If you use HTTP on non-standard port (ex: TCP -22), this is where your application control comes into play which only allows "Canonical Ubuntu" and not HTTP Session. In this case your attempt to perform HTTP on port 22 should be blocked as it expected HTTP traffic in port 80 and not 22.

Please test this and let me know the outcome.

Best Regards,

1mm · ‎07-26-2023

I mean, If I change port on the server side from 80 to 22. It will be allowed, correct?

srajeswaran · ‎07-26-2023

Application control and other deep level inspection takes place once the firewall policy is matched, firewall policy match happens based on the Interfaces, IP,protocol and port numbers.
So if your application is on port 80, and policy is allowing port22, the traffic won't work even if the application control allows the particular application, same is the case if application control signature allows multiple port but firewall policy allows only port 22. Only traffic on port22 is expected to work.

Regards,

Suraj

- Have you found a solution?
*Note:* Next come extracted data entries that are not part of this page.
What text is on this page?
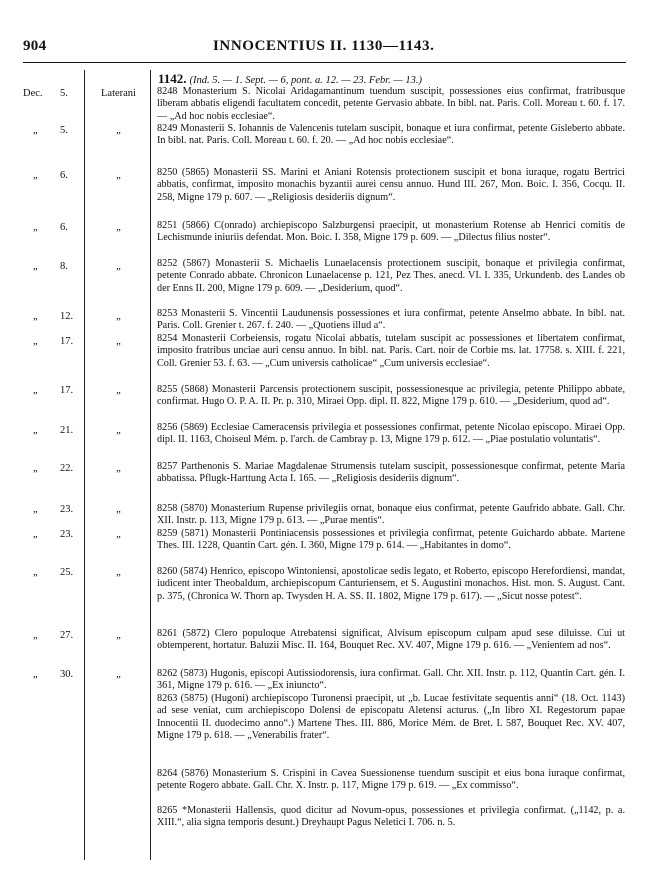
904	INNOCENTIUS II. 1130—1143.
1142. (Ind. 5. — 1. Sept. — 6, pont. a. 12. — 23. Febr. — 13.)
Dec. 5.	Laterani	8248 Monasterium S. Nicolai Aridagamantinum tuendum suscipit, possessiones eius confirmat, fratribusque liberam abbatis eligendi facultatem concedit, petente Gervasio abbate. In bibl. nat. Paris. Coll. Moreau t. 60. f. 17. — „Ad hoc nobis ecclesiae“.
„ 5.	„	8249 Monasterii S. Iohannis de Valencenis tutelam suscipit, bonaque et iura confirmat, petente Gisleberto abbate. In bibl. nat. Paris. Coll. Moreau t. 60. f. 20. — „Ad hoc nobis ecclesiae“.
„ 6.	„	8250 (5865) Monasterii SS. Marini et Aniani Rotensis protectionem suscipit et bona iuraque, rogatu Bertrici abbatis, confirmat, imposito monachis byzantii aurei censu annuo. Hund III. 267, Mon. Boic. I. 356, Cocqu. II. 258, Migne 179 p. 607. — „Religiosis desideriis dignum“.
„ 6.	„	8251 (5866) C(onrado) archiepiscopo Salzburgensi praecipit, ut monasterium Rotense ab Henrici comitis de Lechismunde iniuriis defendat. Mon. Boic. I. 358, Migne 179 p. 609. — „Dilectus filius noster“.
„ 8.	„	8252 (5867) Monasterii S. Michaelis Lunaelacensis protectionem suscipit, bonaque et privilegia confirmat, petente Conrado abbate. Chronicon Lunaelacense p. 121, Pez Thes. anecd. VI. I. 335, Urkundenb. des Landes ob der Enns II. 200, Migne 179 p. 609. — „Desiderium, quod“.
„ 12.	„	8253 Monasterii S. Vincentii Laudunensis possessiones et iura confirmat, petente Anselmo abbate. In bibl. nat. Paris. Coll. Grenier t. 267. f. 240. — „Quotiens illud a“.
„ 17.	„	8254 Monasterii Corbeiensis, rogatu Nicolai abbatis, tutelam suscipit ac possessiones et libertatem confirmat, imposito fratribus unciae auri censu annuo. In bibl. nat. Paris. Cart. noir de Corbie ms. lat. 17758. s. XIII. f. 221, Coll. Grenier 53. f. 63. — „Cum universis catholicae“ „Cum universis ecclesiae“.
„ 17.	„	8255 (5868) Monasterii Parcensis protectionem suscipit, possessionesque ac privilegia, petente Philippo abbate, confirmat. Hugo O. P. A. II. Pr. p. 310, Miraei Opp. dipl. II. 822, Migne 179 p. 610. — „Desiderium, quod ad“.
„ 21.	„	8256 (5869) Ecclesiae Cameracensis privilegia et possessiones confirmat, petente Nicolao episcopo. Miraei Opp. dipl. II. 1163, Choiseul Mém. p. l'arch. de Cambray p. 13, Migne 179 p. 612. — „Piae postulatio voluntatis“.
„ 22.	„	8257 Parthenonis S. Mariae Magdalenae Strumensis tutelam suscipit, possessionesque confirmat, petente Maria abbatissa. Pflugk-Harttung Acta I. 165. — „Religiosis desideriis dignum“.
„ 23.	„	8258 (5870) Monasterium Rupense privilegiis ornat, bonaque eius confirmat, petente Gaufrido abbate. Gall. Chr. XII. Instr. p. 113, Migne 179 p. 613. — „Purae mentis“.
„ 23.	„	8259 (5871) Monasterii Pontiniacensis possessiones et privilegia confirmat, petente Guichardo abbate. Martene Thes. III. 1228, Quantin Cart. gén. I. 360, Migne 179 p. 614. — „Habitantes in domo“.
„ 25.	„	8260 (5874) Henrico, episcopo Wintoniensi, apostolicae sedis legato, et Roberto, episcopo Herefordiensi, mandat, iudicent inter Theobaldum, archiepiscopum Canturiensem, et S. Augustini monachos. Hist. mon. S. August. Cant. p. 375, (Chronica W. Thorn ap. Twysden H. A. SS. II. 1802, Migne 179 p. 617). — „Sicut nosse potest“.
„ 27.	„	8261 (5872) Clero populoque Atrebatensi significat, Alvisum episcopum culpam apud sese diluisse. Cui ut obtemperent, hortatur. Baluzii Misc. II. 164, Bouquet Rec. XV. 407, Migne 179 p. 616. — „Venientem ad nos“.
„ 30.	„	8262 (5873) Hugonis, episcopi Autissiodorensis, iura confirmat. Gall. Chr. XII. Instr. p. 112, Quantin Cart. gén. I. 361, Migne 179 p. 616. — „Ex iniuncto“.
8263 (5875) (Hugoni) archiepiscopo Turonensi praecipit, ut „b. Lucae festivitate sequentis anni“ (18. Oct. 1143) ad sese veniat, cum archiepiscopo Dolensi de episcopatu Aletensi acturus. („In libro XI. Regestorum papae Innocentii II. duodecimo anno“.) Martene Thes. III. 886, Morice Mém. de Bret. I. 587, Bouquet Rec. XV. 407, Migne 179 p. 618. — „Venerabilis frater“.
8264 (5876) Monasterium S. Crispini in Cavea Suessionense tuendum suscipit et eius bona iuraque confirmat, petente Rogero abbate. Gall. Chr. X. Instr. p. 117, Migne 179 p. 619. — „Ex commisso“.
8265 *Monasterii Hallensis, quod dicitur ad Novum-opus, possessiones et privilegia confirmat. („1142, p. a. XIII.“, alia signa temporis desunt.) Dreyhaupt Pagus Neletici I. 706. n. 5.
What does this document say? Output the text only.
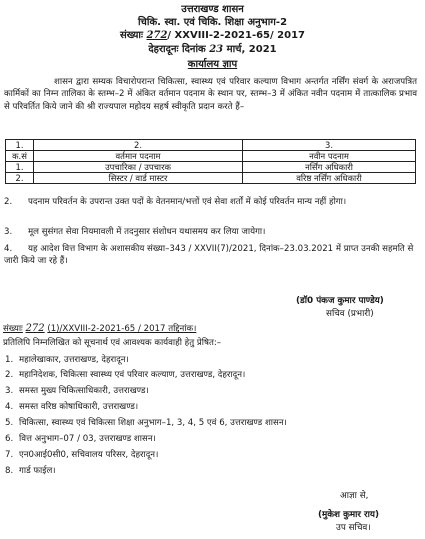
उत्तराखण्ड शासन
चिकि. स्वा. एवं चिकि. शिक्षा अनुभाग-2
संख्याः 272/ XXVIII-2-2021-65/ 2017
देहरादूनः दिनांक 23 मार्च, 2021
कार्यालय ज्ञाप
शासन द्वारा सम्यक विचारोपरान्त चिकित्सा, स्वास्थ्य एवं परिवार कल्याण विभाग अन्तर्गत नर्सिंग संवर्ग के अराजपत्रित कार्मिकों का निम्न तालिका के स्तम्भ–2 में अंकित वर्तमान पदनाम के स्थान पर, स्तम्भ–3 में अंकित नवीन पदनाम में तात्कालिक प्रभाव से परिवर्तित किये जाने की श्री राज्यपाल महोदय सहर्ष स्वीकृति प्रदान करते हैं–
1.	2.	3.
क.सं	वर्तमान पदनाम	नवीन पदनाम
1.	उपचारिका / उपचारक	नर्सिंग अधिकारी
2.	सिस्टर / वार्ड मास्टर	वरिष्ठ नर्सिंग अधिकारी
2. पदनाम परिवर्तन के उपरान्त उक्त पदों के वेतनमान/भत्तों एवं सेवा शर्तों में कोई परिवर्तन मान्य नहीं होगा।
3. मूल सुसंगत सेवा नियमावली में तदनुसार संशोधन यथासमय कर लिया जायेगा।
4. यह आदेश वित्त विभाग के अशासकीय संख्या–343 / XXVII(7)/2021, दिनांक–23.03.2021 में प्राप्त उनकी सहमति से जारी किये जा रहे हैं।
(डॉ0 पंकज कुमार पाण्डेय)
सचिव (प्रभारी)
संख्याः 272 (1)/XXVIII-2-2021-65 / 2017 तद्दिनांक।
प्रतिलिपि निम्नलिखित को सूचनार्थ एवं आवश्यक कार्यवाही हेतु प्रेषित:–
1. महालेखाकार, उत्तराखण्ड, देहरादून।
2. महानिदेशक, चिकित्सा स्वास्थ्य एवं परिवार कल्याण, उत्तराखण्ड, देहरादून।
3. समस्त मुख्य चिकित्साधिकारी, उत्तराखण्ड।
4. समस्त वरिष्ठ कोषाधिकारी, उत्तराखण्ड।
5. चिकित्सा, स्वास्थ्य एवं चिकित्सा शिक्षा अनुभाग–1, 3, 4, 5 एवं 6, उत्तराखण्ड शासन।
6. वित्त अनुभाग–07 / 03, उत्तराखण्ड शासन।
7. एन0आई0सी0, सचिवालय परिसर, देहरादून।
8. गार्ड फाईल।
आज्ञा से,
(मुकेश कुमार राय)
उप सचिव।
Then give your helper a "Kudos" and mark the solution.

1mm · ‎07-26-2023

I understood how works deep inspection, but see:

I would like to enable SSH via fortigate to Ubuntu server.

I tried to enable passing ssh with standard application. It didn't work until I addedd "Canonical Ubuntu" application. In "Canonical Ubuntu" Application I see:

I would not like enable SNMP, HTTP and so on. My question is:

If I allow access from 1.1.1.1 to 2.2.2.2 with 22 port and select this application.

If I have HTTP enabled on 2.2.2.2 and change port from 80 to 22 will Fortigate allow this traffic?